Annual periodicity of cambium production of xylem and phloem cells has rarely been compared in trees from different environments. We compared the structure of cambium and the youngest xylem and phloem increments in four tree species, Fagus sylvatica, Picea abies, Pinus sylvestris and Pinus halepensis, from nine temperate and Mediterranean sites in Slovenia and Spain. In Picea abies, Pinus sylvestris and Fagus sylvatica from temperate locations in Slovenia, xylem and phloem growth ring boundaries could be identified. In Fagus sylvatica growing at two elevations on Moncayo mountain, Spain, phloem increment consisted of only early phloem. In Pinus sylvestris from the same two sites, growth ring boundaries were not as clear as in temperate Slovenian sites. In some cases we could identify phloem growth ring boundaries but in others it was very doubtful, which could be explained by collapse of the outermost early phloem sieve cells. In Pinus halepensis from all sites, we could only distinguish between collapsed and non-collapsed phloem, while phloem rings could not be identified. Widths of the youngest phloem and xylem annual increments could only be compared when phloem increments could be clearly defined, as with Picea abies, Fagus sylvatica and Pinus sylvestris from temperate sites.

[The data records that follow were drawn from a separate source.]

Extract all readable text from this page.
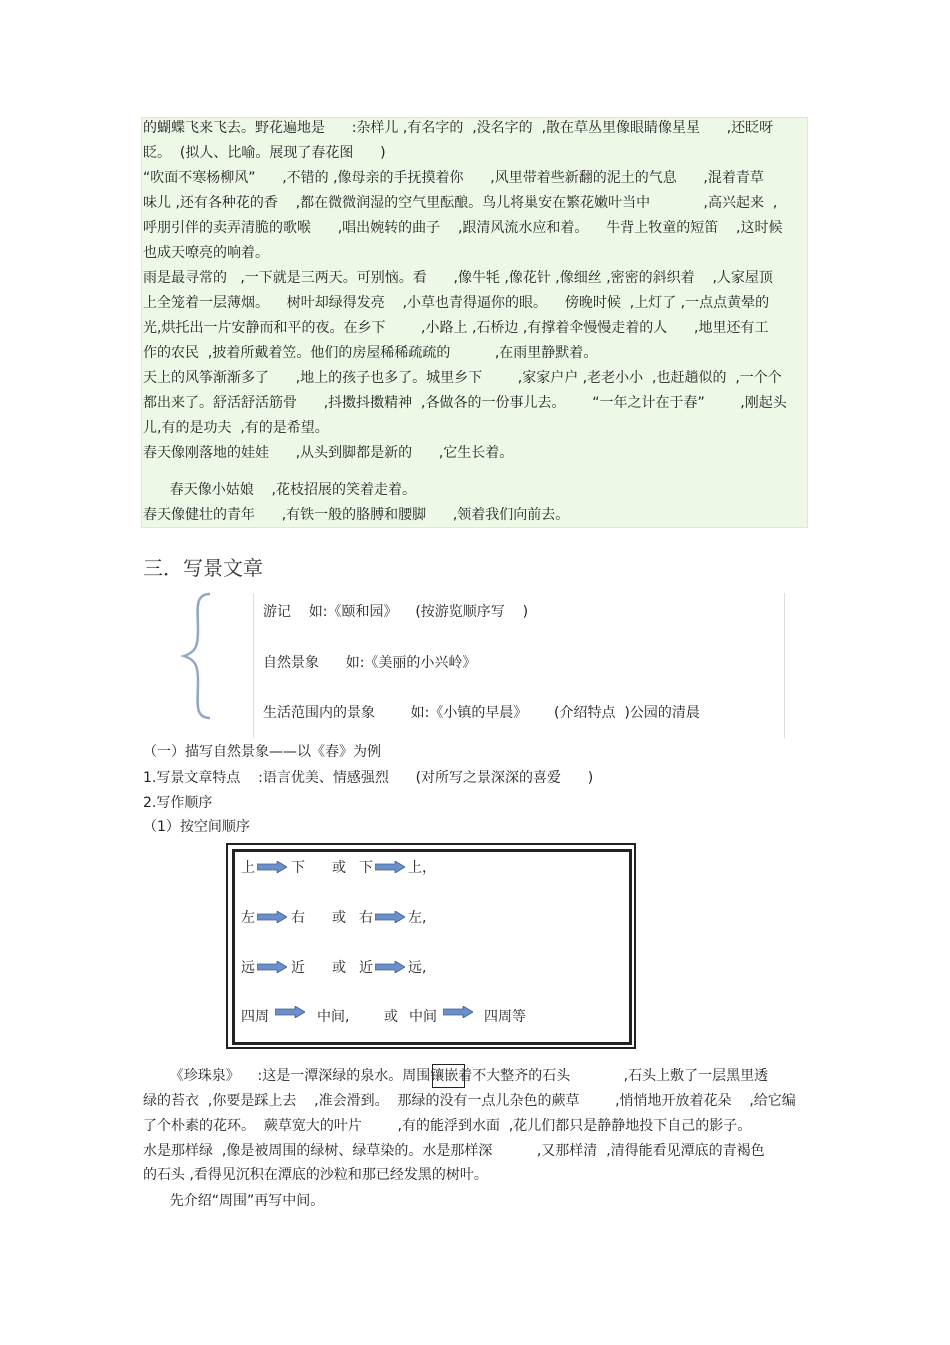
的蝴蝶飞来飞去。野花遍地是      :杂样儿 ,有名字的  ,没名字的  ,散在草丛里像眼睛像星星      ,还眨呀
眨。  (拟人、比喻。展现了春花图      )
“吹面不寒杨柳风”      ,不错的 ,像母亲的手抚摸着你      ,风里带着些新翻的泥土的气息      ,混着青草
味儿 ,还有各种花的香    ,都在微微润湿的空气里酝酿。鸟儿将巢安在繁花嫩叶当中            ,高兴起来  ,
呼朋引伴的卖弄清脆的歌喉      ,唱出婉转的曲子    ,跟清风流水应和着。    牛背上牧童的短笛    ,这时候
也成天嘹亮的响着。
雨是最寻常的   ,一下就是三两天。可别恼。看      ,像牛牦 ,像花针 ,像细丝 ,密密的斜织着    ,人家屋顶
上全笼着一层薄烟。    树叶却绿得发亮    ,小草也青得逼你的眼。    傍晚时候  ,上灯了 ,一点点黄晕的
光,烘托出一片安静而和平的夜。在乡下        ,小路上 ,石桥边 ,有撑着伞慢慢走着的人      ,地里还有工
作的农民  ,披着所戴着笠。他们的房屋稀稀疏疏的          ,在雨里静默着。
天上的风筝渐渐多了      ,地上的孩子也多了。城里乡下        ,家家户户 ,老老小小  ,也赶趟似的  ,一个个
都出来了。舒活舒活筋骨      ,抖擞抖擞精神  ,各做各的一份事儿去。      “一年之计在于春”        ,刚起头
儿,有的是功夫  ,有的是希望。
春天像刚落地的娃娃      ,从头到脚都是新的      ,它生长着。
春天像小姑娘    ,花枝招展的笑着走着。
春天像健壮的青年      ,有铁一般的胳膊和腰脚      ,领着我们向前去。
三．写景文章
游记    如:《颐和园》    (按游览顺序写    )
自然景象      如:《美丽的小兴岭》
生活范围内的景象        如:《小镇的早晨》      (介绍特点  )公园的清晨
（一）描写自然景象——以《春》为例
1.写景文章特点    :语言优美、情感强烈      (对所写之景深深的喜爱      )
2.写作顺序
（1）按空间顺序
上	下 或 下	上，
左	右 或 右	左,
远	近 或 近	远,
四周	中间, 或 中间	四周等
《珍珠泉》    :这是一潭深绿的泉水。周围镶嵌着不大整齐的石头            ,石头上敷了一层黑里透
绿的苔衣  ,你要是踩上去    ,准会滑到。  那绿的没有一点儿杂色的蕨草        ,悄悄地开放着花朵    ,给它编
了个朴素的花环。  蕨草宽大的叶片        ,有的能浮到水面  ,花儿们都只是静静地投下自己的影子。
水是那样绿  ,像是被周围的绿树、绿草染的。水是那样深          ,又那样清  ,清得能看见潭底的青褐色
的石头 ,看得见沉积在潭底的沙粒和那已经发黑的树叶。
先介绍“周围”再写中间。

The visibility of the growth ring boundary in phloem was not related to the width of annual radial growth. The correlation between xylem and phloem ring widths was high, but moderate between the number of dormant cambial cells and xylem ring and phloem ring widths. Based on the structure of the youngest phloem increments, we concluded that there is no typical annual periodicity in cambial production of phloem cells in trees from certain Mediterranean sites. This may be due to continuous yearlong cell production and the absence of true cambium dormancy, at least on the phloem side, under mild winter conditions.